Ressentiment e fanatismo religioso

Una utile chiave di lettura per comprendere la scaturigine del fanatismo religioso, (islamico, ma non solo) ce la fornisce il concetto di RESSENTIMENT del filosofo tedesco Friedrich Nietzsche.
Il RESSENTIMENT ha una valenza semantica e un ventaglio psicologico molto estesi e solo in parte corrispondono al vocabolo italiano RISENTIMENTO.
« È stolto il far torto. Il torto nostro, quello che abbiamo arrecato, è più pesante da portare del torto altrui, […] bisognerebbe guardarsi dal far torto più ancora che dal subirlo: quest’ultima cosa ha infatti il conforto della buona coscienza, della speranza in una vendetta, nella compassione e nel consenso dei giusti, anzi dell’intera società, che teme chi compie il male. — Non sono pochi gli uomini versati in quel sudicio raggiro di sé stessi consistente nel volgere il proprio torto in torto altrui, […] per potere in tal modo portare molto più facilmente il proprio peso » ( Friedrich Nietzsche, Umano, troppo umano).

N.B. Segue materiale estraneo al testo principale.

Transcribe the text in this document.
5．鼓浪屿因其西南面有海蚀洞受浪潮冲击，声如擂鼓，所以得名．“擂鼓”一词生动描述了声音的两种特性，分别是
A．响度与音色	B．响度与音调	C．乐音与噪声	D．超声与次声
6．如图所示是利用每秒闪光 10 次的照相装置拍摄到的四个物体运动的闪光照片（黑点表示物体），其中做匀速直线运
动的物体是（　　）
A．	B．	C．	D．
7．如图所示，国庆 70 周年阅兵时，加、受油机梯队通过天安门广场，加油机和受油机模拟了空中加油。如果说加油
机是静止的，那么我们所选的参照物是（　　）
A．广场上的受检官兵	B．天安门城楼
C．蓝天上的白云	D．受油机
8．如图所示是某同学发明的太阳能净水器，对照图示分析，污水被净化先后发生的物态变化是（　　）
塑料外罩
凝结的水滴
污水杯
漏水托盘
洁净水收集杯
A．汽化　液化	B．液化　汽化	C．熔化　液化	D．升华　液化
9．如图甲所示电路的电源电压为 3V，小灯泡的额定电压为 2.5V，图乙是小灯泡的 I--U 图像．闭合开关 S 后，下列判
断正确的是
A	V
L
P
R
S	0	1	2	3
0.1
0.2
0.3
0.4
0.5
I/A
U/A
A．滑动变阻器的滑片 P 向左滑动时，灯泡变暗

Il ‘ressentiment’ indica un sentimento di ostilità verso chi viene identificato come fonte e causa della propria frustrazione psicologica e inferiorità economica. È sinonimo di biasimo verso il “colpevole” esterno. Un groviglio di frustrazione, debolezza, inferiorità o invidia fa nascere un sistema di valori rifiutante/giustificante, ossia una morale alternativa, che giustifica la violenza del debole, come autogiustificazione, contro la violenza del forte.
La persona che soffre di ressentiment crea così un nemico, per isolarsi dal senso di colpa dei propri atti violenti. La forza e la debolezza del fanatismo religioso e del terrorismo che ne conseguono sono espressione di ‘ressentiment’.